The WikiLeaks founder was forced to seek refuge in the embassy in 2012 after trumped-up Swedish government allegations of sexual misconduct were brought forward as a pretext for his imprisonment in Britain. This would have been followed by extradition to the US to face concocted espionage charges that could see him jailed for life or even executed.
Assange, an Australian citizen, was compelled to turn to Ecuador because the Labor Party-led government in Australia fully lined up with the Obama administration and denied Assange his right to assistance and protection against persecution—a stand continued to this day by the present Liberal-National government.
The groundless Swedish allegations—no charges were ever laid—were finally dropped last year, but the British courts refused to lift their charges that Assange had skipped bail on a European arrest warrant. The British government has repeatedly refused to guarantee that Assange will not be extradited to the US.
The pressure from Washington for Assange’s removal from the embassy has increased in recent weeks. In a departure from Ecuador’s previous practice of maintaining dialogue with British authorities over Assange’s situation, Valencia told Reuters last week that the government would no longer intervene on his behalf.
That was after two leading members of the US House Foreign Relations Committee sent a threatening letter to Moreno insisting that he “hand over” Assange to the “proper authorities” as a precondition for improving relations with the United States. The bipartisan letter branded the prize-winning journalist and publisher a “dangerous criminal and a threat to global security.”
US federal prosecutors in Alexandria, Virginia, have maintained a long-running grand jury investigation into WikiLeaks, which began when the site published thousands of secret US files exposing war crimes in Afghanistan and Iraq, and US regime-change operations and mass surveillance around the world. According to one source cited by Reuters, the investigation now includes a probe into leaks of CIA documents that revealed its computer hacking and cyber warfare capacities.
In recent months, WikiLeaks has also published material exposing how Amazon cloud data centres serve the US intelligence agencies, the repressive operations of the US Immigration and Customs Enforcement (ICE) agency and French arms deals to Gulf state dictatorships.
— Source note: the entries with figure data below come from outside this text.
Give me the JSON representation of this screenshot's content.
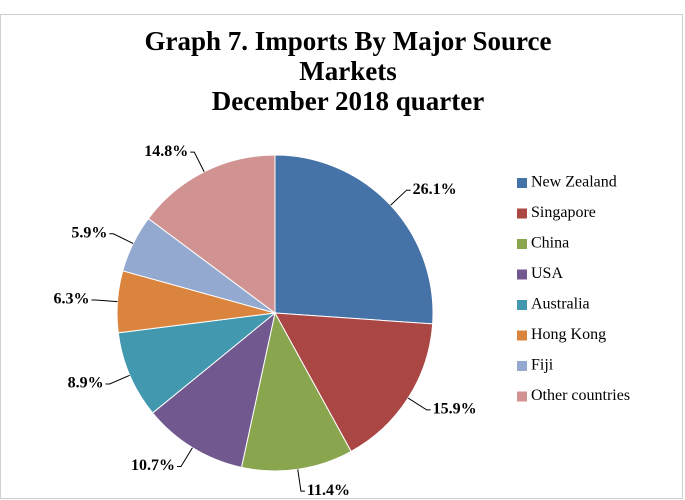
{
  "chart_data": {
    "type": "pie",
    "title": "Graph 7. Imports By Major Source Markets",
    "subtitle": "December 2018 quarter",
    "categories": [
      "New Zealand",
      "Singapore",
      "China",
      "USA",
      "Australia",
      "Hong Kong",
      "Fiji",
      "Other countries"
    ],
    "values": [
      26.1,
      15.9,
      11.4,
      10.7,
      8.9,
      6.3,
      5.9,
      14.8
    ],
    "value_labels": [
      "26.1%",
      "15.9%",
      "11.4%",
      "10.7%",
      "8.9%",
      "6.3%",
      "5.9%",
      "14.8%"
    ],
    "colors": [
      "#4572a7",
      "#aa4643",
      "#89a54e",
      "#71588f",
      "#4198af",
      "#db843d",
      "#93a9cf",
      "#d19392"
    ],
    "legend": "right"
  }
}
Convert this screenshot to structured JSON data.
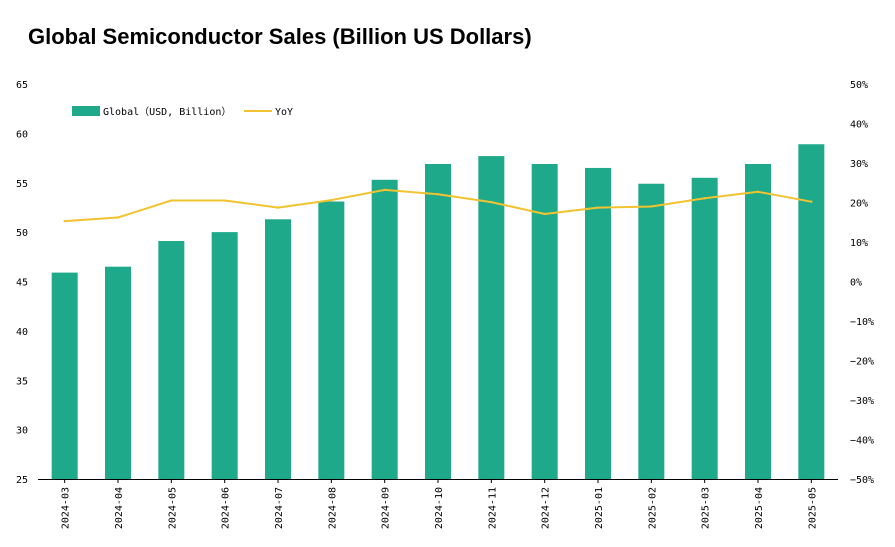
{
  "chart_data": {
    "type": "bar",
    "title": "Global Semiconductor Sales (Billion US Dollars)",
    "categories": [
      "2024-03",
      "2024-04",
      "2024-05",
      "2024-06",
      "2024-07",
      "2024-08",
      "2024-09",
      "2024-10",
      "2024-11",
      "2024-12",
      "2025-01",
      "2025-02",
      "2025-03",
      "2025-04",
      "2025-05"
    ],
    "series": [
      {
        "name": "Global（USD, Billion）",
        "type": "bar",
        "axis": "left",
        "color": "#1ea98a",
        "values": [
          45.9,
          46.5,
          49.1,
          50.0,
          51.3,
          53.1,
          55.3,
          56.9,
          57.7,
          56.9,
          56.5,
          54.9,
          55.5,
          56.9,
          58.9
        ]
      },
      {
        "name": "YoY",
        "type": "line",
        "axis": "right",
        "color": "#f2c330",
        "values": [
          15.3,
          16.2,
          20.5,
          20.5,
          18.7,
          20.6,
          23.2,
          22.1,
          20.1,
          17.1,
          18.7,
          19.0,
          21.1,
          22.7,
          20.2
        ]
      }
    ],
    "ylim_left": [
      25,
      65
    ],
    "yticks_left": [
      "65",
      "60",
      "55",
      "50",
      "45",
      "40",
      "35",
      "30",
      "25"
    ],
    "ylim_right": [
      -50,
      50
    ],
    "yticks_right": [
      "50%",
      "40%",
      "30%",
      "20%",
      "10%",
      "0%",
      "−10%",
      "−20%",
      "−30%",
      "−40%",
      "−50%"
    ],
    "legend": "top-left",
    "grid": false
  }
}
Ongoing attempts are being made by US Democrats to drag Assange into a supposed Russian conspiracy to manipulate the 2016 US presidential election. Based on amalgams, distortions and outright lies, these allegations stem from WikiLeaks’ publication of emails exposing the Democratic National Committee’s efforts to rig the party’s 2016 presidential primaries in favour of Hillary Clinton, and transcripts of Clinton’s speeches to bankers documenting her role as a stooge of Wall Street and a warmonger.
The intensifying moves against Assange and WikiLeaks are directly bound up with the drive by the US government and the major technology corporations to impose a regime of censorship on the internet, restricting access to anti-war, anti-government and socialist views.
More broadly, in preparation for major wars abroad and repression at home, the capitalist establishment wants to lock away Assange for good in order to intimidate all those who are fighting against militarism, social inequality and the assault on democratic rights.
That is why the mounting threats against Assange must be answered by the broadest possible mobilisation of the international working class to demand his immediate and unconditional freedom, as part of a broader struggle to overturn the capitalist system and its wars, inequality and censorship.